A significant amount of ongoing research is being invested in finding genetic markers for rejection. The most promising results to date have come from [97] showing correlation between miRNA coding for cytotoxic proteins and rejection as well as [98] showing strong correlation between donor gene fragments in circulating blood and the progression of rejection. However, in the presented results there is a high degree of variance in key metrics measured, and the detection of rejection is thought to occur at the onset of graft damage. This may eventually provide an improvement over current clinical standards by reducing unnecessary biopsies and may eventually become a platform for more advanced miRNA-based analytical methods. Additional work in the area of genetic rejection detection has been done by [99, 100].

Cellular analysis is perhaps the most popular alternative approach to assessing rejection. A large number of biomarkers have been identified and catalogued [101] however, in-vivo most biomarkers suffer from high false positive rates or are not cost-effective to assess. For kidney transplant cases, [102] describes a method that is a reliable indicator in about 62% of studied cases. [103] identifies cells associated with rejection in circulating blood, but like [98], these cells provide limited predictive value beyond what may be achieved by pathologist examination of a biopsy.
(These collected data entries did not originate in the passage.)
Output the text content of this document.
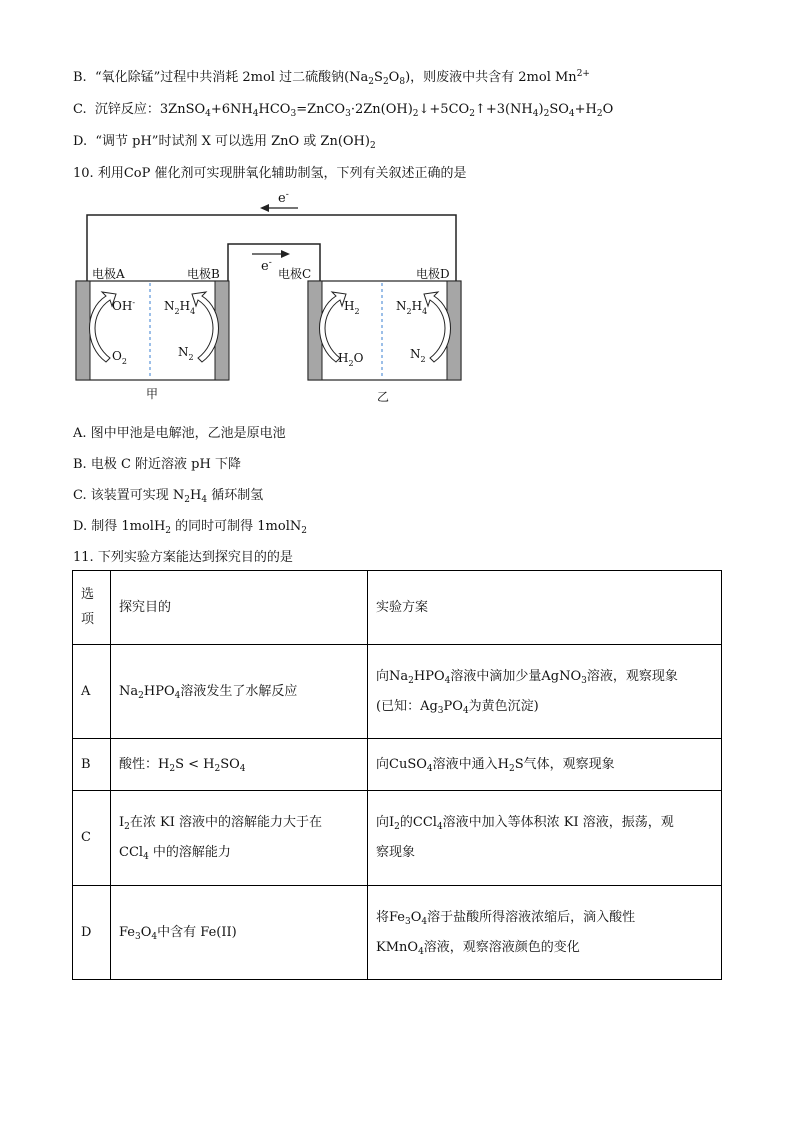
B. “氧化除锰”过程中共消耗 2mol 过二硫酸钠$(Na_2S_2O_8)$，则废液中共含有 2mol $Mn^{2+}$
C. 沉锌反应：$3ZnSO_4+6NH_4HCO_3=ZnCO_3\cdot 2Zn(OH)_2↓+5CO_2↑+3(NH_4)_2SO_4+H_2O$
D. “调节 pH”时试剂 X 可以选用 ZnO 或 $Zn(OH)_2$
10. 利用CoP 催化剂可实现肼氧化辅助制氢，下列有关叙述正确的是
e-
e-
电极A	电极B	电极C	电极D
OH-
$O_2$
$N_2H_4$
$N_2$
$H_2$
$H_2O$
$N_2H_4$
$N_2$
甲	乙
A. 图中甲池是电解池，乙池是原电池
B. 电极 C 附近溶液 pH 下降
C. 该装置可实现 $N_2H_4$ 循环制氢
D. 制得 1molH$_2$ 的同时可制得 1molN$_2$
11. 下列实验方案能达到探究目的的是
选项	探究目的	实验方案
A	$Na_2HPO_4$溶液发生了水解反应	向$Na_2HPO_4$溶液中滴加少量AgNO$_3$溶液，观察现象
(已知：$Ag_3PO_4$为黄色沉淀)
B	酸性：$H_2S < H_2SO_4$	向CuSO$_4$溶液中通入$H_2S$气体，观察现象
C	$I_2$在浓 KI 溶液中的溶解能力大于在
CCl$_4$ 中的溶解能力	向$I_2$的CCl$_4$溶液中加入等体积浓 KI 溶液，振荡，观
察现象
D	$Fe_3O_4$中含有 Fe(II)	将$Fe_3O_4$溶于盐酸所得溶液浓缩后，滴入酸性
KMnO$_4$溶液，观察溶液颜色的变化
Doppler tissue imaging as described by [104] may eventually provide a noninvasive alternative to heart biopsy. As described, the system is capable of providing 82% sensitivity and 53% specificity, although it does not confer predictive power.

Significant recent advances in proteomic analysis have been made by [105] who proposed a breath-test for heart transplant rejection that is capable of providing 71.4% sensitivity and 62.4% specificity. Excellent performance in predicting corneal transplant rejection was shown in [106] with the application of linear discriminant analysis to selected cytokines, reinforcing the potential clinical or diagnostic utility of computational and statistical inference methods.
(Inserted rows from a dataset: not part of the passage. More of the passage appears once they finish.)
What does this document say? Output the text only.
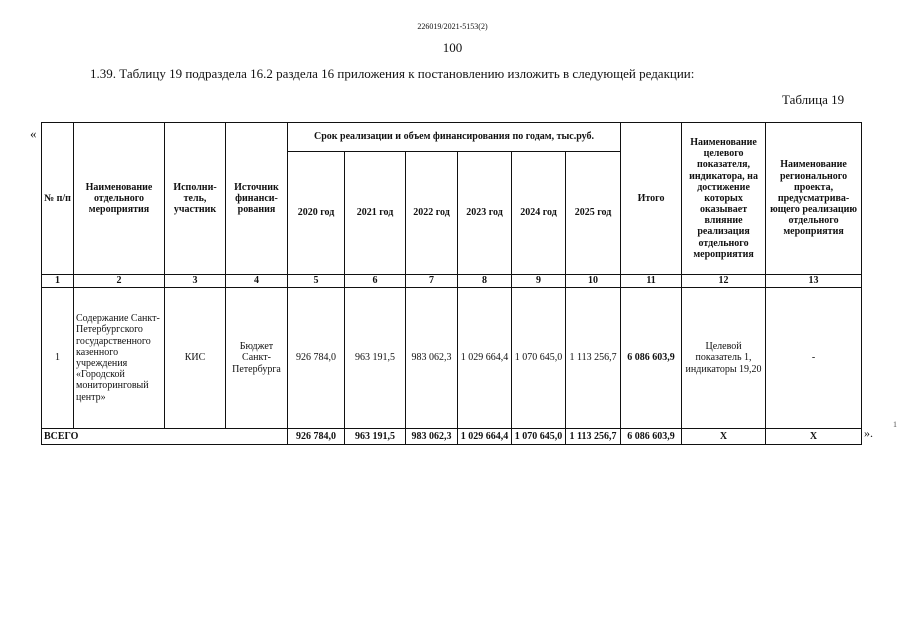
226019/2021-5153(2)
100
1.39. Таблицу 19 подраздела 16.2 раздела 16 приложения к постановлению изложить в следующей редакции:
Таблица 19
«
».
1
№ п/п	Наименование отдельного мероприятия	Исполни-тель, участник	Источник финанси-рования	Срок реализации и объем финансирования по годам, тыс.руб.						Итого	Наименование целевого показателя, индикатора, на достижение которых оказывает влияние реализация отдельного мероприятия	Наименование регионального проекта, предусматрива-ющего реализацию отдельного мероприятия
				2020 год	2021 год	2022 год	2023 год	2024 год	2025 год			
1	2	3	4	5	6	7	8	9	10	11	12	13
1	Содержание Санкт-Петербургского государственного казенного учреждения «Городской мониторинговый центр»	КИС	Бюджет Санкт-Петербурга	926 784,0	963 191,5	983 062,3	1 029 664,4	1 070 645,0	1 113 256,7	6 086 603,9	Целевой показатель 1, индикаторы 19,20	-
ВСЕГО				926 784,0	963 191,5	983 062,3	1 029 664,4	1 070 645,0	1 113 256,7	6 086 603,9	Х	Х
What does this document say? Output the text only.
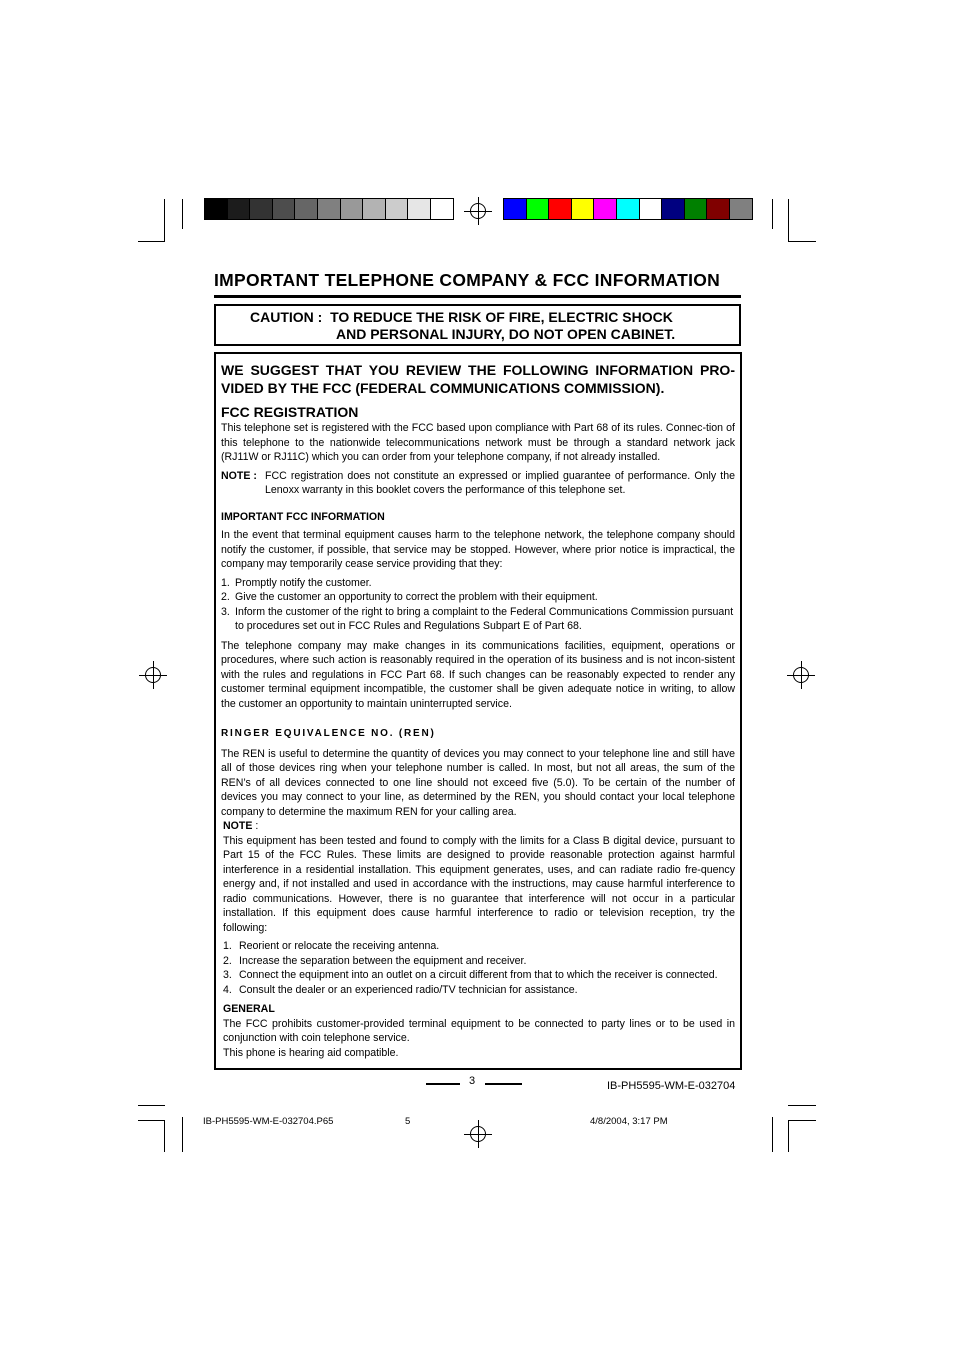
IMPORTANT TELEPHONE COMPANY & FCC INFORMATION
CAUTION :  TO REDUCE THE RISK OF FIRE, ELECTRIC SHOCK
AND PERSONAL INJURY, DO NOT OPEN CABINET.
WE SUGGEST THAT YOU REVIEW THE FOLLOWING INFORMATION PRO-VIDED BY THE FCC (FEDERAL COMMUNICATIONS COMMISSION).
FCC REGISTRATION

This telephone set is registered with the FCC based upon compliance with Part 68 of its rules. Connec-tion of this telephone to the nationwide telecommunications network must be through a standard network jack (RJ11W or RJ11C) which you can order from your telephone company, if not already installed.

NOTE : FCC registration does not constitute an expressed or implied guarantee of performance. Only the Lenoxx warranty in this booklet covers the performance of this telephone set.
IMPORTANT FCC INFORMATION

In the event that terminal equipment causes harm to the telephone network, the telephone company should notify the customer, if possible, that service may be stopped. However, where prior notice is impractical, the company may temporarily cease service providing that they:

1. Promptly notify the customer.
2. Give the customer an opportunity to correct the problem with their equipment.
3. Inform the customer of the right to bring a complaint to the Federal Communications Commission pursuant to procedures set out in FCC Rules and Regulations Subpart E of Part 68.

The telephone company may make changes in its communications facilities, equipment, operations or procedures, where such action is reasonably required in the operation of its business and is not incon-sistent with the rules and regulations in FCC Part 68. If such changes can be reasonably expected to render any customer terminal equipment incompatible, the customer shall be given adequate notice in writing, to allow the customer an opportunity to maintain uninterrupted service.

RINGER EQUIVALENCE NO. (REN)

The REN is useful to determine the quantity of devices you may connect to your telephone line and still have all of those devices ring when your telephone number is called. In most, but not all areas, the sum of the REN’s of all devices connected to one line should not exceed five (5.0). To be certain of the number of devices you may connect to your line, as determined by the REN, you should contact your local telephone company to determine the maximum REN for your calling area.

NOTE :

This equipment has been tested and found to comply with the limits for a Class B digital device, pursuant to Part 15 of the FCC Rules. These limits are designed to provide reasonable protection against harmful interference in a residential installation. This equipment generates, uses, and can radiate radio fre-quency energy and, if not installed and used in accordance with the instructions, may cause harmful interference to radio communications. However, there is no guarantee that interference will not occur in a particular installation. If this equipment does cause harmful interference to radio or television reception, try the following:

1. Reorient or relocate the receiving antenna.
2. Increase the separation between the equipment and receiver.
3. Connect the equipment into an outlet on a circuit different from that to which the receiver is connected.
4. Consult the dealer or an experienced radio/TV technician for assistance.
GENERAL

The FCC prohibits customer-provided terminal equipment to be connected to party lines or to be used in conjunction with coin telephone service.

This phone is hearing aid compatible.

3	IB-PH5595-WM-E-032704
IB-PH5595-WM-E-032704.P65	5	4/8/2004, 3:17 PM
6. Computational and Statistical Inference Literature

The analysis of systems that contain multiple dependent variables, unknown influencing factors, and context dependence presents an especially challenging problem to traditional methods of analysis such as ANOVA or other univariate methods of analysis. To elucidate the actual behavior of complex systems, and to build models with predictive power, more advanced methods of computational and statistical analysis are required. Concise and thorough coverage of the statistical inference and modeling methods that are extensively used in medicine and computational methods of biological analysis is given in [107-110]. Both discriminative and generative methods are important analytical tools in analyzing biological data. Discriminative methods are often able to produce classifiers that have superior performance in predicting class membership than their generative counterparts; however, generative methods allow data to be generated from the model, effectively allowing in silico simulation of system behavior through changes in model parameters. Agent-based models provide a means of understanding complex phenomenon by simulating the behavior of actors within the system, a technique that holds promise for demystifying many biological processes where simulation results can be appropriately constructed, evidentially linked to the biological reality, and experimentally verified. The construction and analysis of this class of computational models are discussed in [111, 112].
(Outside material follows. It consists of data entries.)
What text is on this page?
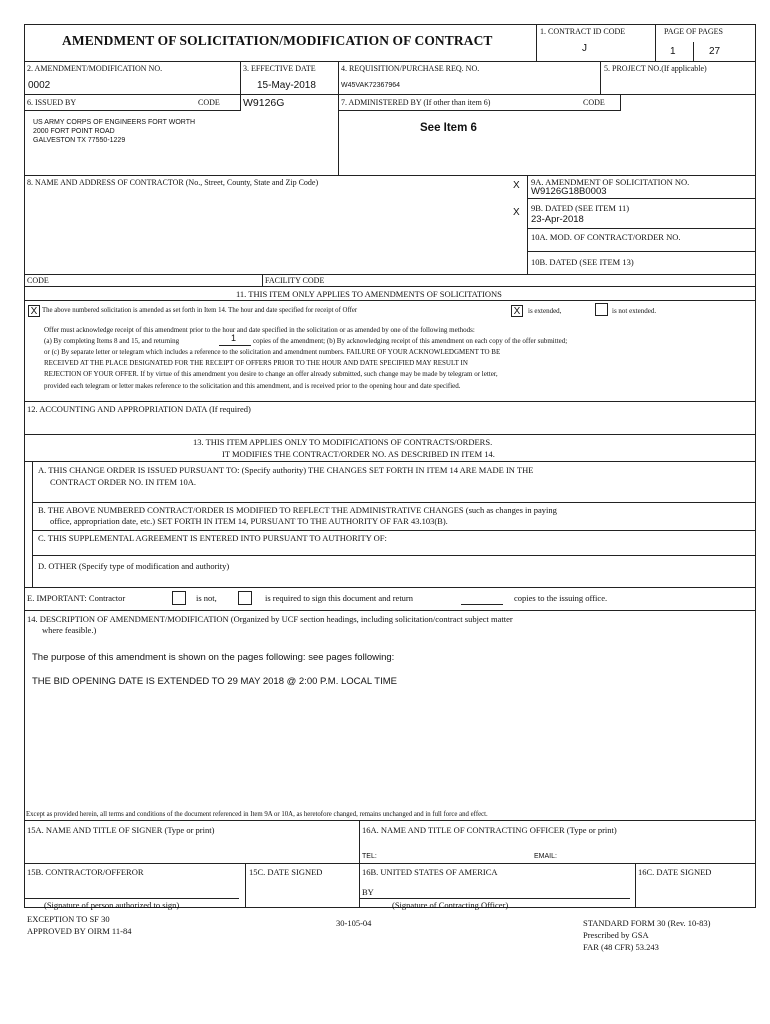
AMENDMENT OF SOLICITATION/MODIFICATION OF CONTRACT
1. CONTRACT ID CODE
J
PAGE OF PAGES
1	27
2. AMENDMENT/MODIFICATION NO.
0002
3. EFFECTIVE DATE
15-May-2018
4. REQUISITION/PURCHASE REQ. NO.
W45VAK72367964
5. PROJECT NO.(If applicable)
6. ISSUED BY	CODE W9126G
US ARMY CORPS OF ENGINEERS FORT WORTH
2000 FORT POINT ROAD
GALVESTON TX 77550-1229
7. ADMINISTERED BY (If other than item 6)	CODE
See Item 6
8. NAME AND ADDRESS OF CONTRACTOR (No., Street, County, State and Zip Code)
CODE	FACILITY CODE
X 9A. AMENDMENT OF SOLICITATION NO.
W9126G18B0003
X 9B. DATED (SEE ITEM 11)
23-Apr-2018
10A. MOD. OF CONTRACT/ORDER NO.
10B. DATED (SEE ITEM 13)
11. THIS ITEM ONLY APPLIES TO AMENDMENTS OF SOLICITATIONS
X The above numbered solicitation is amended as set forth in Item 14. The hour and date specified for receipt of Offer	X	is extended,	is not extended.
Offer must acknowledge receipt of this amendment prior to the hour and date specified in the solicitation or as amended by one of the following methods:
(a) By completing Items 8 and 15, and returning	1 copies of the amendment; (b) By acknowledging receipt of this amendment on each copy of the offer submitted;
or (c) By separate letter or telegram which includes a reference to the solicitation and amendment numbers. FAILURE OF YOUR ACKNOWLEDGMENT TO BE
RECEIVED AT THE PLACE DESIGNATED FOR THE RECEIPT OF OFFERS PRIOR TO THE HOUR AND DATE SPECIFIED MAY RESULT IN
REJECTION OF YOUR OFFER. If by virtue of this amendment you desire to change an offer already submitted, such change may be made by telegram or letter,
provided each telegram or letter makes reference to the solicitation and this amendment, and is received prior to the opening hour and date specified.
12. ACCOUNTING AND APPROPRIATION DATA (If required)
13. THIS ITEM APPLIES ONLY TO MODIFICATIONS OF CONTRACTS/ORDERS.
IT MODIFIES THE CONTRACT/ORDER NO. AS DESCRIBED IN ITEM 14.
A. THIS CHANGE ORDER IS ISSUED PURSUANT TO: (Specify authority) THE CHANGES SET FORTH IN ITEM 14 ARE MADE IN THE
CONTRACT ORDER NO. IN ITEM 10A.
B. THE ABOVE NUMBERED CONTRACT/ORDER IS MODIFIED TO REFLECT THE ADMINISTRATIVE CHANGES (such as changes in paying
office, appropriation date, etc.) SET FORTH IN ITEM 14, PURSUANT TO THE AUTHORITY OF FAR 43.103(B).
C. THIS SUPPLEMENTAL AGREEMENT IS ENTERED INTO PURSUANT TO AUTHORITY OF:
D. OTHER (Specify type of modification and authority)
E. IMPORTANT: Contractor	is not,	is required to sign this document and return	copies to the issuing office.
14. DESCRIPTION OF AMENDMENT/MODIFICATION (Organized by UCF section headings, including solicitation/contract subject matter
where feasible.)
The purpose of this amendment is shown on the pages following: see pages following:
THE BID OPENING DATE IS EXTENDED TO 29 MAY 2018 @ 2:00 P.M. LOCAL TIME
Except as provided herein, all terms and conditions of the document referenced in Item 9A or 10A, as heretofore changed, remains unchanged and in full force and effect.
15A. NAME AND TITLE OF SIGNER (Type or print)	16A. NAME AND TITLE OF CONTRACTING OFFICER (Type or print)
TEL:	EMAIL:
15B. CONTRACTOR/OFFEROR	15C. DATE SIGNED	16B. UNITED STATES OF AMERICA
BY
16C. DATE SIGNED
(Signature of person authorized to sign)	(Signature of Contracting Officer)
EXCEPTION TO SF 30
APPROVED BY OIRM 11-84
30-105-04	STANDARD FORM 30 (Rev. 10-83)
Prescribed by GSA
FAR (48 CFR) 53.243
Many of the most promising methods and approaches that have the potential to improve the widespread adoption of VCA are at the intersection of medicine, immunology, mathematics, and computer science. By leveraging the strengths and capabilities of each field to solve problems that have been resistant to analysis in another, more rapid progress can be made in delivering novel and clinically relevant findings, diagnostics, or therapeutic compounds.

Approaches that take a cross-disciplinary approach and seek to synthesize the strengths of diverse fields, such as mathematics, computer science, and immunology, are providing new methods and insights that may help to advance the state of the art as well as the development of novel and clinically relevant technologies or therapies for VCA.